Saturday, November 13, 2010

Just where is Margaritaville?

Last Christmas, the Not-So-Little-Drummer Boy was home from college for Christmas.  We were talking about his classes, especially a class in Afro-Caribbean music.    "I can never listen to Jimmy Buffett again," he declared.  "He just appropriated everything from Caribbean cultures."  I agreed at the time, but now, I'm pretty sure he's wrong.

I love Jimmy Buffett.  I am the first to admit he is not the best songwriter or singer in the world.  Some of his lyrics grate painfully.  His voice, although animated and amusing, is average.

But he resonates, in large part because I understand the world which he is coming from.

Yes, there are some songs that clearly and unabashedly rip off Caribbean rhythms and nuances: "Volcano" and "Great Heart" (from Hot Water), come to mind, as does "One Particular Harbor."   But most of his music doesn't.  First of all, most of it is straight ahead pop-rock.  (Closer to country, really: his duet with Alan Jackson on "It's Five O'clock Somewhere" is really very similar to most of his other music.)  Unless you want to define the addition of steel drums to a rock song as being culturally appropriative, or referring to pot as "ganja" as being disrespectful of Jamaicans, or the references to tropical subject matter objectionable, the argument doesn't hold up.  (By the way, I have heard pot referred to as "ganja" since before I heard Jimmy Buffett.  I have also heard of it referred to as "square grouper," but that's another story.)  Yes, you can pick and choose to find songs he's done which seem more objectionable than others, but to toss out a man's entire oeuvre because of a few songs seems overkill.

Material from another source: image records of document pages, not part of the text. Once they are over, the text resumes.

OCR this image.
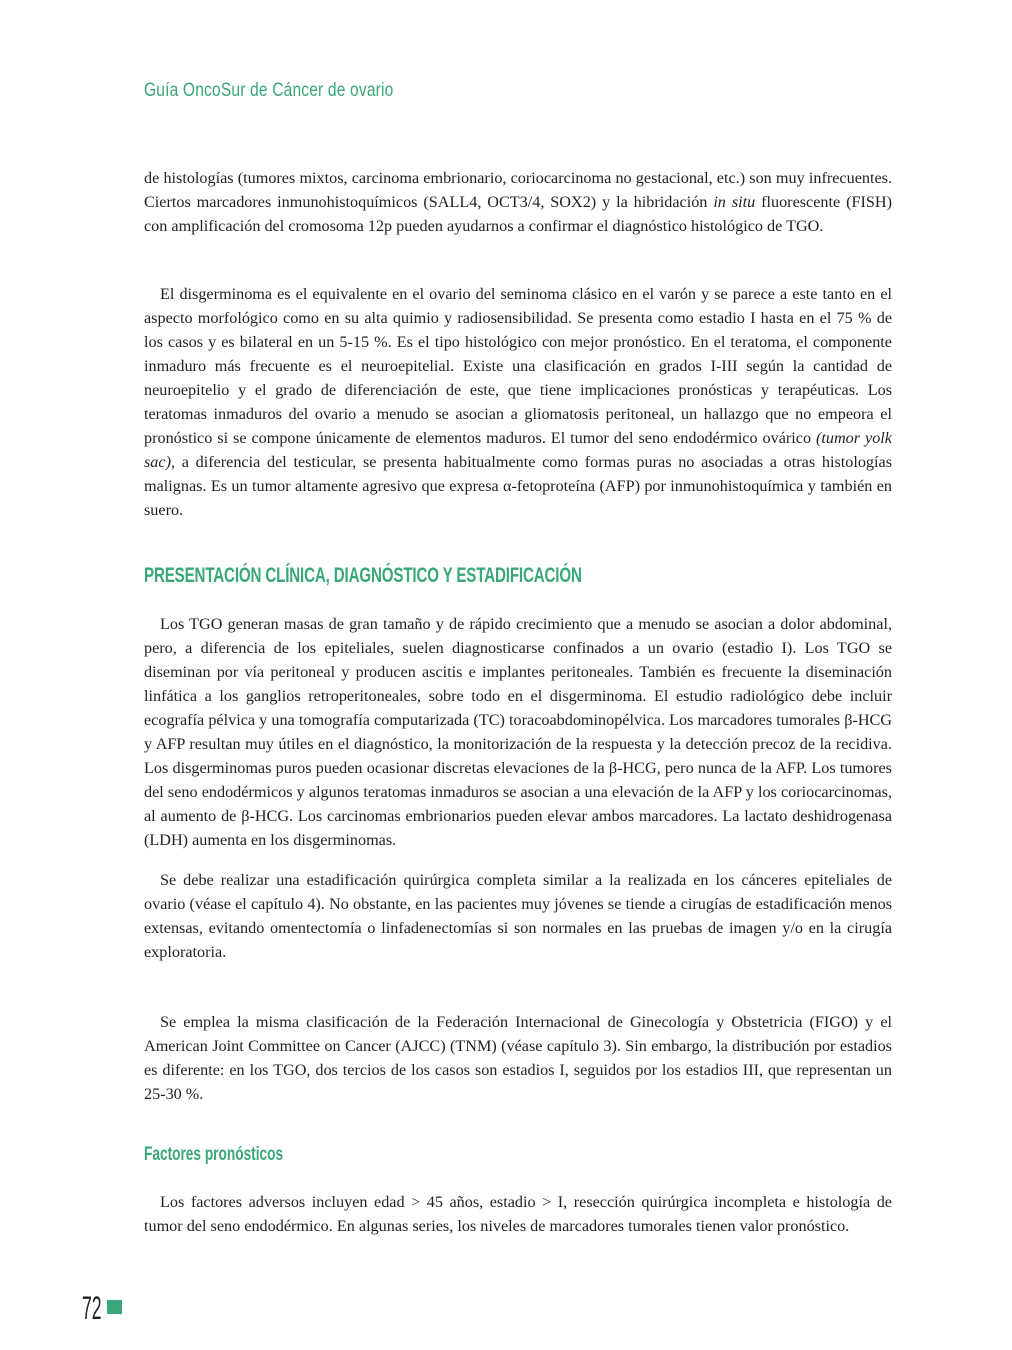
Guía OncoSur de Cáncer de ovario

de histologías (tumores mixtos, carcinoma embrionario, coriocarcinoma no gestacional, etc.) son muy infrecuentes. Ciertos marcadores inmunohistoquímicos (SALL4, OCT3/4, SOX2) y la hibridación in situ fluorescente (FISH) con amplificación del cromosoma 12p pueden ayudarnos a confirmar el diagnóstico histológico de TGO.

El disgerminoma es el equivalente en el ovario del seminoma clásico en el varón y se parece a este tanto en el aspecto morfológico como en su alta quimio y radiosensibilidad. Se presenta como estadio I hasta en el 75 % de los casos y es bilateral en un 5-15 %. Es el tipo histológico con mejor pronóstico. En el teratoma, el componente inmaduro más frecuente es el neuroepitelial. Existe una clasificación en grados I-III según la cantidad de neuroepitelio y el grado de diferenciación de este, que tiene implicaciones pronósticas y terapéuticas. Los teratomas inmaduros del ovario a menudo se asocian a gliomatosis peritoneal, un hallazgo que no empeora el pronóstico si se compone únicamente de elementos maduros. El tumor del seno endodérmico ovárico (tumor yolk sac), a diferencia del testicular, se presenta habitualmente como formas puras no asociadas a otras histologías malignas. Es un tumor altamente agresivo que expresa α-fetoproteína (AFP) por inmunohistoquímica y también en suero.

PRESENTACIÓN CLÍNICA, DIAGNÓSTICO Y ESTADIFICACIÓN

Los TGO generan masas de gran tamaño y de rápido crecimiento que a menudo se asocian a dolor abdominal, pero, a diferencia de los epiteliales, suelen diagnosticarse confinados a un ovario (estadio I). Los TGO se diseminan por vía peritoneal y producen ascitis e implantes peritoneales. También es frecuente la diseminación linfática a los ganglios retroperitoneales, sobre todo en el disgerminoma. El estudio radiológico debe incluir ecografía pélvica y una tomografía computarizada (TC) toracoabdominopélvica. Los marcadores tumorales β-HCG y AFP resultan muy útiles en el diagnóstico, la monitorización de la respuesta y la detección precoz de la recidiva. Los disgerminomas puros pueden ocasionar discretas elevaciones de la β-HCG, pero nunca de la AFP. Los tumores del seno endodérmicos y algunos teratomas inmaduros se asocian a una elevación de la AFP y los coriocarcinomas, al aumento de β-HCG. Los carcinomas embrionarios pueden elevar ambos marcadores. La lactato deshidrogenasa (LDH) aumenta en los disgerminomas.

Se debe realizar una estadificación quirúrgica completa similar a la realizada en los cánceres epiteliales de ovario (véase el capítulo 4). No obstante, en las pacientes muy jóvenes se tiende a cirugías de estadificación menos extensas, evitando omentectomía o linfadenectomías si son normales en las pruebas de imagen y/o en la cirugía exploratoria.

Se emplea la misma clasificación de la Federación Internacional de Ginecología y Obstetricia (FIGO) y el American Joint Committee on Cancer (AJCC) (TNM) (véase capítulo 3). Sin embargo, la distribución por estadios es diferente: en los TGO, dos tercios de los casos son estadios I, seguidos por los estadios III, que representan un 25-30 %.

Factores pronósticos

Los factores adversos incluyen edad > 45 años, estadio > I, resección quirúrgica incompleta e histología de tumor del seno endodérmico. En algunas series, los niveles de marcadores tumorales tienen valor pronóstico.

72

Coastal Florida is a melting pot of cultures.  (I have recently thought of it as being a cross between Southern California and Georgia, with Caribbean influences thrown in.)  It has its own rhythms, its own feel.  Jimmy Buffett has captured some of that: the seniors at my high school had lyrics from "Changes in Latitudes, Changes in Attitudes" painted near the lockers for a reason. His music does not sound strange or foreign to me; it sounds like home.

Buffett is not Paul Simon going to  South Africa for Graceland.  He is not walking into a culture he has never experienced and lifting music wholesale from a world he has no stake in. Buffett has been part of the South Florida landscape since the seventies. You think Florida has no tropical or Caribbean overtones? You have clearly never been to Key West. Or Miami.  Or even Tampa. And it always looks south for its inspiration.

Actually, I think a more interesting discussion would be the extent to which Buffett has possibly appropriated Cajun culture for songs such as "I Will Play for Gumbo." 

Rock music has always taken from many cultures.  If Jimmy Buffett allegedly appropriating Caribbean music is objectionable, what does that say about the Rolling Stones and Led Zeppelin channeling black American bluesmen? Or the myriad white performers who have written or performed reggae songs? Why is one acceptable and the other not?

For that matter, why does music differ from food in this regard?  Bobby Flay, born in Brooklyn, is a master of Southwestern cuisine. Nobody bats an eye. Which is, perhaps, the way it should be: the world is a varied place, and incorporating what we find to make new and interesting things does not strike me in and of itself as being bad.*


*That said, I think it is true that there is far too little understanding or awareness of Caribbean music in general (especially if you remove reggae from the mix), but I chalk that up more to typical American myopia than to being Jimmy Buffet's fault.